(meteorobs) Follow-up: A New Big Meteorite
CHRISTINECissy at aol.com
CHRISTINECissy at aol.com
Tue Oct 17 14:00:15 EDT 2006
Looks like they found one and and rare at that!
Clear skies,
Christine
_http://www.cnn.com/2006/TECH/space/10/16/meteorite.kansas.ap/index.html_
(http://www.cnn.com/2006/TECH/space/10/16/meteorite.kansas.ap/index.html)
GREENSBURG, Kansas (AP) -- Scientists located a rare meteorite in a wheat
field thanks to new ground penetrating radar technology that someday might be
used on Mars.
The dig in Kansas Monday was likely the most documented excavation yet of a
meteorite find, with researchers painstakingly using brushes and hand tools in
order to preserve evidence of the impact trail and to date the event of the
meteorite strike. Soil samples were also bagged and tagged, and organic
material preserved for dating purposes.
Even before they had the meteorite out of the ground, the scientific experts
at the site were able to debunk prevailing wisdom that the spectacular
meteorite fall of Brenham, Kansas, occurred 20,000 years ago. Its location in the
Pleistocene epoch soil layer puts that date closer to 10,000 years ago.
"We know it is recent," said Carolyn Sumners, director of Astronomy at the
Houston Museum of Natural Science, as she surveyed progress on the dig. "Native
Americans could have seen it."
The scientific expedition of the meteorite strewn field in western Kansas was
put together by the Houston Museum of Natural Science and led by meteorite
hunters Steve Arnold and Philip Mani. Johnson Space Center's Lunar and
Planetary Institute, the Rice Space Institute at Rice University and George
Observatory in Houston also sent researchers.

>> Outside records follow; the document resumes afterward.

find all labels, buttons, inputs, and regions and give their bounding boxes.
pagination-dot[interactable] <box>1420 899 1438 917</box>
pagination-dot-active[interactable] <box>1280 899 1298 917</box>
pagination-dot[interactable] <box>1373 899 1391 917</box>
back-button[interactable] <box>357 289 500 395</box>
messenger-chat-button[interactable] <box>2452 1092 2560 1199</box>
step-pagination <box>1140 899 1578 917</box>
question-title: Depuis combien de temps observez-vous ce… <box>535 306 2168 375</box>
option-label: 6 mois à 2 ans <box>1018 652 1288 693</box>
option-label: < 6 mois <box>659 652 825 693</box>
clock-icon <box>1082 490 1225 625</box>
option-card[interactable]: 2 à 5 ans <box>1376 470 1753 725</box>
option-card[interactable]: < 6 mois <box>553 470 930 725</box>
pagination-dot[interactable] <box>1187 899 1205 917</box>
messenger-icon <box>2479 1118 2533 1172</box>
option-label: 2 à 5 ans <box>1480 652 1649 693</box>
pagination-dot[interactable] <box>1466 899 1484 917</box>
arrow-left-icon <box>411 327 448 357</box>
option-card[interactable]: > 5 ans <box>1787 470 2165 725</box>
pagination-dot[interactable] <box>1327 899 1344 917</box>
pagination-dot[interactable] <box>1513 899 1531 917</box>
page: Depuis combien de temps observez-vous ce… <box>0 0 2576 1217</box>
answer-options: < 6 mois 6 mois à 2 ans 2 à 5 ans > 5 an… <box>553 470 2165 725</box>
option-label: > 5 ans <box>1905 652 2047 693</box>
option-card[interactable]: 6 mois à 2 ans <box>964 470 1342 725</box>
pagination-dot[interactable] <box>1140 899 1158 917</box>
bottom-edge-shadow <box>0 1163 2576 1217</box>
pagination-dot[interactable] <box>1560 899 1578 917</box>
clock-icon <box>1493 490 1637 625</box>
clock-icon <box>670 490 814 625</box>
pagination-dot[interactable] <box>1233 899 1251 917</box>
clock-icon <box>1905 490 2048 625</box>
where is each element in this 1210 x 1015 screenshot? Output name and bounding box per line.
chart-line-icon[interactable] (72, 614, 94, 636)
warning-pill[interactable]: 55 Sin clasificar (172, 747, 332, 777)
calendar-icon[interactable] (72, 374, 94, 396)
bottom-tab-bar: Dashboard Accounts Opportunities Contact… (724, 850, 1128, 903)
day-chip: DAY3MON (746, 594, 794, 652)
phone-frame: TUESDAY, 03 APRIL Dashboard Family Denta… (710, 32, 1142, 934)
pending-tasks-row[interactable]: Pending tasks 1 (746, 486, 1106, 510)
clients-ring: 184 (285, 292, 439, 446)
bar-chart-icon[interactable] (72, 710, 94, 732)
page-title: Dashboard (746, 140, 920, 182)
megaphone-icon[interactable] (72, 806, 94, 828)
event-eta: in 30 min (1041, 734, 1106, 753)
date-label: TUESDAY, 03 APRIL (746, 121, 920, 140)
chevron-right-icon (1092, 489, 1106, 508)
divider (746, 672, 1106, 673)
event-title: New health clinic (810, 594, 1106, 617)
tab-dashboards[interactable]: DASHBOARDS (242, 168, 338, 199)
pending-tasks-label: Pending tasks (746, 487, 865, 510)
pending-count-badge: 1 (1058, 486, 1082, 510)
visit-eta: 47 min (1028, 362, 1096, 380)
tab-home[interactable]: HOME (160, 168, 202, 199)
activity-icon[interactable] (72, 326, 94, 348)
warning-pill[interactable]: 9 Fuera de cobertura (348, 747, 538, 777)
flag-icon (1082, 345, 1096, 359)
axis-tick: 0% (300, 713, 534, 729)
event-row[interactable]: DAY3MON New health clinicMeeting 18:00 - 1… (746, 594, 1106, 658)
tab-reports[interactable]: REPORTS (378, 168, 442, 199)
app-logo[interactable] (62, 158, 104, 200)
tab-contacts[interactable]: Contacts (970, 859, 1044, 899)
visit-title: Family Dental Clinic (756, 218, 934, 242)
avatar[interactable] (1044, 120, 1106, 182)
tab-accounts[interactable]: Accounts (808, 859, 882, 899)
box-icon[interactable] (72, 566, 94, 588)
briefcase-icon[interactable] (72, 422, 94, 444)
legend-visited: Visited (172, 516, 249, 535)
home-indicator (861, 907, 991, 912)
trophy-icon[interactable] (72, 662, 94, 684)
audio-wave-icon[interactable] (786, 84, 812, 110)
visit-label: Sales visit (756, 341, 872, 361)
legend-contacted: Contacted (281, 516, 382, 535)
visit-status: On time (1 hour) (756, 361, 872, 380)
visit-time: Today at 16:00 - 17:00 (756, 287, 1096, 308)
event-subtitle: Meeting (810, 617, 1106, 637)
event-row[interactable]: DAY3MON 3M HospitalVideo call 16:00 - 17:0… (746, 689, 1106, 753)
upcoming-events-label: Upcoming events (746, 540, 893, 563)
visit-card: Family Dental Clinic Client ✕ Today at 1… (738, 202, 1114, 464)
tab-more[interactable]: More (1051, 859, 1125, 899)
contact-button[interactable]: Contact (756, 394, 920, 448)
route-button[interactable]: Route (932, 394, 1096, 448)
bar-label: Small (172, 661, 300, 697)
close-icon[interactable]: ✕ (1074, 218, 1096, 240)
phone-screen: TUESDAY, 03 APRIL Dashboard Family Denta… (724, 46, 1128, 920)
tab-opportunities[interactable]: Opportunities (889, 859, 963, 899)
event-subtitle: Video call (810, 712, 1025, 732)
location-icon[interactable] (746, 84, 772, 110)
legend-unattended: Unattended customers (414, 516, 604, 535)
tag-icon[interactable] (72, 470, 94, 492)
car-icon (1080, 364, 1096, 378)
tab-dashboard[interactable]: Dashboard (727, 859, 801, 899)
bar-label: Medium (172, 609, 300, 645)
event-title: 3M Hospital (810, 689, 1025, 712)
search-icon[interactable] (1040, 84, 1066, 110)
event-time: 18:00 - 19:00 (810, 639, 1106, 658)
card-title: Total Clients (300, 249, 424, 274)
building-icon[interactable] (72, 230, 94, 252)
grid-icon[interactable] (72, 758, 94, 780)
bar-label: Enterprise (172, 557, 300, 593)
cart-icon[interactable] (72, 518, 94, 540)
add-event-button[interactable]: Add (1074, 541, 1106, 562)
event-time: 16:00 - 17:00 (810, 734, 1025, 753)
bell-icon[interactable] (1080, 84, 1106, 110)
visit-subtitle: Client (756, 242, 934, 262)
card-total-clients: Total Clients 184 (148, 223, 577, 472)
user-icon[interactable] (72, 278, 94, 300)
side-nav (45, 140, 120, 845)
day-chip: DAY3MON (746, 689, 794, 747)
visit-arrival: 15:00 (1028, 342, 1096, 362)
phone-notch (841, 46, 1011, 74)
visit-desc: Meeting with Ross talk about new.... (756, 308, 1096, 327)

Fewer than 1 percent of the meteorites discovered on earth are pallasite
meteorites, known for their crystals embedded in iron, Mani said.
Sophisticated metal detectors at the site initially detected what had been
thought to be the largest pallasite meteorite ever discovered. But ground
penetrating radar showed that object to be a steel cable.
But with about a dozen potential targets on the site, the team still
uncovered a sizeable pallasite buried four feet (1.2-meter) under the ground and
located a quarter of a mile (0.4 kilometers) from where Arnold and Mani found
the world's largest pallasite meteorite a year ago.
The newest find weighs 154 pounds (70 kilograms).
The Brenham field was discovered in 1882. Scientists have since traced pieces
of the shower as far away as Indian mounds in Ohio, indicating the
meteorites were traded as pieces of jewelry and ceremonial artifacts. The site was
largely forgotten in recent decades until Arnold and Mani leased eight square
miles (20 square kilometers) of it and began looking deep below the surface.
More than 15,000 pounds (6,800 kilograms) of meteorites have been recovered
from the Brenham fall, with about a third of them found by the two men in the
past year, Mani said. About three dozen meteorites have been pulled from the
field by their Brenham Meteorite Co.